Norm would call me up just to ask questions and discuss the philosophy underlying my scripts.  He had a questing mind that dug deep—and that depth was reflected in his dynamic artwork.

A terrible loss and, at only 58, way too young.

My heartfelt condolences to Norm's family and friends.



Tuesday, September 18, 2018

IT'S HERE!

A box just landed on my front porch stuffed with copies of Impossible Incorporated #1. My buddy Mike Cavallaro and I have been developing this project—which tells the tale of seventeen year old Number Horowitz and her band of cosmic adventurers—for years now and it's profoundly gratifying to finally hold the book in my hands.

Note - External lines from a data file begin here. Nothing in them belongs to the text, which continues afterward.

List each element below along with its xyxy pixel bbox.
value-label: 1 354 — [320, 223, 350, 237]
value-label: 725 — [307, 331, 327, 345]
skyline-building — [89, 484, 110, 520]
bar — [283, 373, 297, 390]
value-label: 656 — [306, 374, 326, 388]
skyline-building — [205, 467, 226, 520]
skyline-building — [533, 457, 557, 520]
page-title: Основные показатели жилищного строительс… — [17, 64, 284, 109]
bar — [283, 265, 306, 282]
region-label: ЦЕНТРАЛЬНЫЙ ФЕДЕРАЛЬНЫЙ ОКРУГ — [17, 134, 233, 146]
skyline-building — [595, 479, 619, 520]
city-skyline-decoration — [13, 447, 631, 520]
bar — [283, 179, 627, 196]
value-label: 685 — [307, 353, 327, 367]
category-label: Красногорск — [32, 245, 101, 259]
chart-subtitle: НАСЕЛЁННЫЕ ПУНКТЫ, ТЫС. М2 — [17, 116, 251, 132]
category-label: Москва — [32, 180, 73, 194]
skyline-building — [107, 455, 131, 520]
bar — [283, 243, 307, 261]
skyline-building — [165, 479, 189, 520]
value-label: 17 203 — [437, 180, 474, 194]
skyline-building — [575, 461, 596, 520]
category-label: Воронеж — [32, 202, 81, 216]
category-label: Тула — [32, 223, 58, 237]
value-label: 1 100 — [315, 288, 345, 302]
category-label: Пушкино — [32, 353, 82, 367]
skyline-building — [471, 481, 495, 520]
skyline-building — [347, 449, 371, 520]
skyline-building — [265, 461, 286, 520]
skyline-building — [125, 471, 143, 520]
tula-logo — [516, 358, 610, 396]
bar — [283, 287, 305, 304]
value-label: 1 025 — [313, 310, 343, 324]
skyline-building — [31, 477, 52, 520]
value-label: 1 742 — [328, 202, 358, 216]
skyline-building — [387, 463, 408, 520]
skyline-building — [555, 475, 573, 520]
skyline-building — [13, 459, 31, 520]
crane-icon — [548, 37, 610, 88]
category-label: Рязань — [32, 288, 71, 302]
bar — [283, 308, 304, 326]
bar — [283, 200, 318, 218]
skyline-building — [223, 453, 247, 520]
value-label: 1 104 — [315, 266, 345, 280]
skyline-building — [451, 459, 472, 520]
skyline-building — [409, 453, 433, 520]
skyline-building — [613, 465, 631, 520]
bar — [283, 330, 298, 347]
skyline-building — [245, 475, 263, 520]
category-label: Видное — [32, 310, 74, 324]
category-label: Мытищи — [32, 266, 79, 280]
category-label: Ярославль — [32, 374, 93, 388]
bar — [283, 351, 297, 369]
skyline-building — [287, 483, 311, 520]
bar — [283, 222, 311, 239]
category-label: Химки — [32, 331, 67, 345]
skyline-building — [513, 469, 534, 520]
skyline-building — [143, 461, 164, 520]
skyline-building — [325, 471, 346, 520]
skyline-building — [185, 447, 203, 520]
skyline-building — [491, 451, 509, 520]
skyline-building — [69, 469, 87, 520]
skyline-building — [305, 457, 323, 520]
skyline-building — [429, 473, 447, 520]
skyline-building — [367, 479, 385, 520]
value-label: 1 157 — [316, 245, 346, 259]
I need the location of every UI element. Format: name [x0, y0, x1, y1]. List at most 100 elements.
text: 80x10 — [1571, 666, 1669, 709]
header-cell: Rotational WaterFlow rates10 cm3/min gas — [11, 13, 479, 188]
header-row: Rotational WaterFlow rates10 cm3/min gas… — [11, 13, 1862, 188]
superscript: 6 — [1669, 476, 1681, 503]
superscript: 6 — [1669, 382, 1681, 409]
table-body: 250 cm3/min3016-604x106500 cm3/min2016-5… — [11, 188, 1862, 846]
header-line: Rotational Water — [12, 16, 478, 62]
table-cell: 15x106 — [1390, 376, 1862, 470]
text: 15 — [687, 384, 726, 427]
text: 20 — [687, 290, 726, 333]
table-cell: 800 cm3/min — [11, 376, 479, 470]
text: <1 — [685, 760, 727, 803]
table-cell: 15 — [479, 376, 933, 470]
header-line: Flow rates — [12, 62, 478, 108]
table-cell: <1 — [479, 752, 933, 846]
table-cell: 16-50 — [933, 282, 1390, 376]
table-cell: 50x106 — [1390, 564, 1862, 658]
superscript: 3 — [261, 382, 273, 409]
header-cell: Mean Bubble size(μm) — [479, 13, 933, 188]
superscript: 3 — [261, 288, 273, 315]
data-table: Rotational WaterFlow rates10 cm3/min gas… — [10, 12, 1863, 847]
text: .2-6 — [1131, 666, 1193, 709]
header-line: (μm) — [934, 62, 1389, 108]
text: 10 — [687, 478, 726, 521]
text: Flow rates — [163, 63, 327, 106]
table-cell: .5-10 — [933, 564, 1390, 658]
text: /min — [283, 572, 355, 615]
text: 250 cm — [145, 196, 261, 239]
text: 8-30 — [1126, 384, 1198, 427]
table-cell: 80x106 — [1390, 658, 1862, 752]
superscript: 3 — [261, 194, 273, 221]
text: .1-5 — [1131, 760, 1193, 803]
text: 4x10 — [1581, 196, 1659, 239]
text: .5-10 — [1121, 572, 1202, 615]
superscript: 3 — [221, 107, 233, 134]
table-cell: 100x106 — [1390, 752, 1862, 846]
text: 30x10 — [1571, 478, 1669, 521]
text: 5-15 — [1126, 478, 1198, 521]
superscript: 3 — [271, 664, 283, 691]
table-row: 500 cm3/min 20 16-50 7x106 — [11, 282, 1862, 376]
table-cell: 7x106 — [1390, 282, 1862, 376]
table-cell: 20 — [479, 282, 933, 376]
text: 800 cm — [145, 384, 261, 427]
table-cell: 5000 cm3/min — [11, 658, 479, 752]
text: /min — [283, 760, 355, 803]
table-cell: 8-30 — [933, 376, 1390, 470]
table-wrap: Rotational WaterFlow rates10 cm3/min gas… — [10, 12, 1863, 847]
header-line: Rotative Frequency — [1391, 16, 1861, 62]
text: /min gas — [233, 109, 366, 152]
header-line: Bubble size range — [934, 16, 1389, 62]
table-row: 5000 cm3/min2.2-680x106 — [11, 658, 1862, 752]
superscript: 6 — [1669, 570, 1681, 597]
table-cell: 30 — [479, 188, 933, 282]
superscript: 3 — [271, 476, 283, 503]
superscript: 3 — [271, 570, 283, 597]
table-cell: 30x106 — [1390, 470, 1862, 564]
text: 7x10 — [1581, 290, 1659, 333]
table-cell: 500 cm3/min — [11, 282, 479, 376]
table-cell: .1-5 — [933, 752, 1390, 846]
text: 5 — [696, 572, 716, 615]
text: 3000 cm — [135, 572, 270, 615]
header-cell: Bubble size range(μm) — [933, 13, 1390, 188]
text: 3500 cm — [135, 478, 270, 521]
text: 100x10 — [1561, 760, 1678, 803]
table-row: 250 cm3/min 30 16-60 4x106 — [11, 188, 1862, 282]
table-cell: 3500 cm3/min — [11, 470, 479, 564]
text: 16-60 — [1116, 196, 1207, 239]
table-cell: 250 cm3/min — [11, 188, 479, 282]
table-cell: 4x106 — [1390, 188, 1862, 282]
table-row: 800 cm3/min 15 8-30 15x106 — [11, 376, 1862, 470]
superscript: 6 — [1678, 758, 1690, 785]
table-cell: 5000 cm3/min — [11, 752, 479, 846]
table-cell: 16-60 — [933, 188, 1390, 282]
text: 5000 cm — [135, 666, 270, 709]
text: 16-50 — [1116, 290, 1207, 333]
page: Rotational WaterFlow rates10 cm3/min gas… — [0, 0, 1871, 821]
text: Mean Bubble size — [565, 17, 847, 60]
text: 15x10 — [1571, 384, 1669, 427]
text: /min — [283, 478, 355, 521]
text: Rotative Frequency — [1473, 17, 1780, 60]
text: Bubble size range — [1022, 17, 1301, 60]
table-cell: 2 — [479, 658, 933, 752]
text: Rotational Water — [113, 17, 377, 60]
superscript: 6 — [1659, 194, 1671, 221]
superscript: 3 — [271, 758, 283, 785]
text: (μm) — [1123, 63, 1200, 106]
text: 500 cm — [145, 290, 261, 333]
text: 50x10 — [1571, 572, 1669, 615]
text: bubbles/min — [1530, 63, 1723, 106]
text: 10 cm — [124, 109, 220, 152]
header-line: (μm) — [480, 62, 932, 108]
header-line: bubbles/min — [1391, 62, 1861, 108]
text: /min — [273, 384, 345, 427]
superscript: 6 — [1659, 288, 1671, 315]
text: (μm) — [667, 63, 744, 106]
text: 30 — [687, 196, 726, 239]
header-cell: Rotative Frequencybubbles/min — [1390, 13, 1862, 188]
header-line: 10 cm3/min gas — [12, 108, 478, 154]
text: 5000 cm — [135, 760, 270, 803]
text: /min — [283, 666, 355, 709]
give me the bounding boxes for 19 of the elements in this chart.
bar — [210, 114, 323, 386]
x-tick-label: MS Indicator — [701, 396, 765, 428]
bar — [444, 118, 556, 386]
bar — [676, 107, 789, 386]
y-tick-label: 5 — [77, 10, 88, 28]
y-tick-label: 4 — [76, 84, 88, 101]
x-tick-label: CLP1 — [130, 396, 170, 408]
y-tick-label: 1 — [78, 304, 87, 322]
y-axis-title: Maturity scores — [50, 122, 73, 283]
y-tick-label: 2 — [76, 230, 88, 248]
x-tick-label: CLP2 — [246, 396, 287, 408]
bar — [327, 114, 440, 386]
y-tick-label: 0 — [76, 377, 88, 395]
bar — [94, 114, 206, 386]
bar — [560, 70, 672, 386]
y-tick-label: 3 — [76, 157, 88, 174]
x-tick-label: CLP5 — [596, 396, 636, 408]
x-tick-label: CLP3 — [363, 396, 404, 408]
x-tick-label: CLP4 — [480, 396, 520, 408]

The first issue is on sale tomorrow and I hope you all buy it and, of course,  enjoy it!

THE JOY OF ZECK

Here's a clip from Sunday's Kraven's Last Hunt panel where I talk about the joy of working with an artist and visual storyteller as gifted as Mike Zeck.  You can find more videos from Cincinnati, and other interesting things, on my recently launched Youtube Channel.

Enjoy!

ALERT

If you've posted a comment to the blog today and haven't received a response it's because Google is having some kind of issue that's preventing me from replying.  As soon as it's fixed, you'll hear from me.  Thanks!

Monday, September 17, 2018

KRAVEN LIVES

Had a really nice weekend at the Cincinatti Comic Expo—and especially enjoyed the Kraven's Last Hunt panel with my amazingly gifted collaborators Mike Zeck and Bob McLeod.  

I'm constantly amazed by—and grateful for—the long life this story has 
had:  treasured by old fans, still being discovered by new ones and continually in print.  We never dreamed we'd still be talking about KLH more than thirty years later. (Marvel just put out a new deluxe edition last month, featuring our sequel, Soul of the Hunter, along with a number of other Kraven-centric stories of mine.)

In the photo below, that's Bob M on the left, Mike Z in the middle and yours truly on the right.

Sunday, September 2, 2018

BEGINNINGS

When I started in comics, the primary purpose of the DC anthology books—titles like House of Mystery, Weird War Tales, House of Secrets—was to find, and train, new writers and artists.  You didn't need to be published to get in the door, you needed to show that you had talent worth cultivating.  I used to call it the vaudeville of comics:  Those books were a kind of small-town theater where you could learn your craft before graduating to comic book Broadway.

The short story format provided a fantastic storytelling education:  You had to deliver a fully-realized plot, character arcs, and convincing dialogue in five to eight pages.  Working on those stories taught me so much.  And it certainly helped that my teachers were legendary editors, and wonderful people, like Jack C. Harris, Paul Levitz  and the late, great Len Wein.

I’d love to see more regularly published anthologies on the market today.  It's great that the business is attracting accomplished screenwriters and novelists, but I'm sure there are many talented people out there, with no credentials, who could benefit from being trained by experienced editors.  And the industry will benefit, in turn.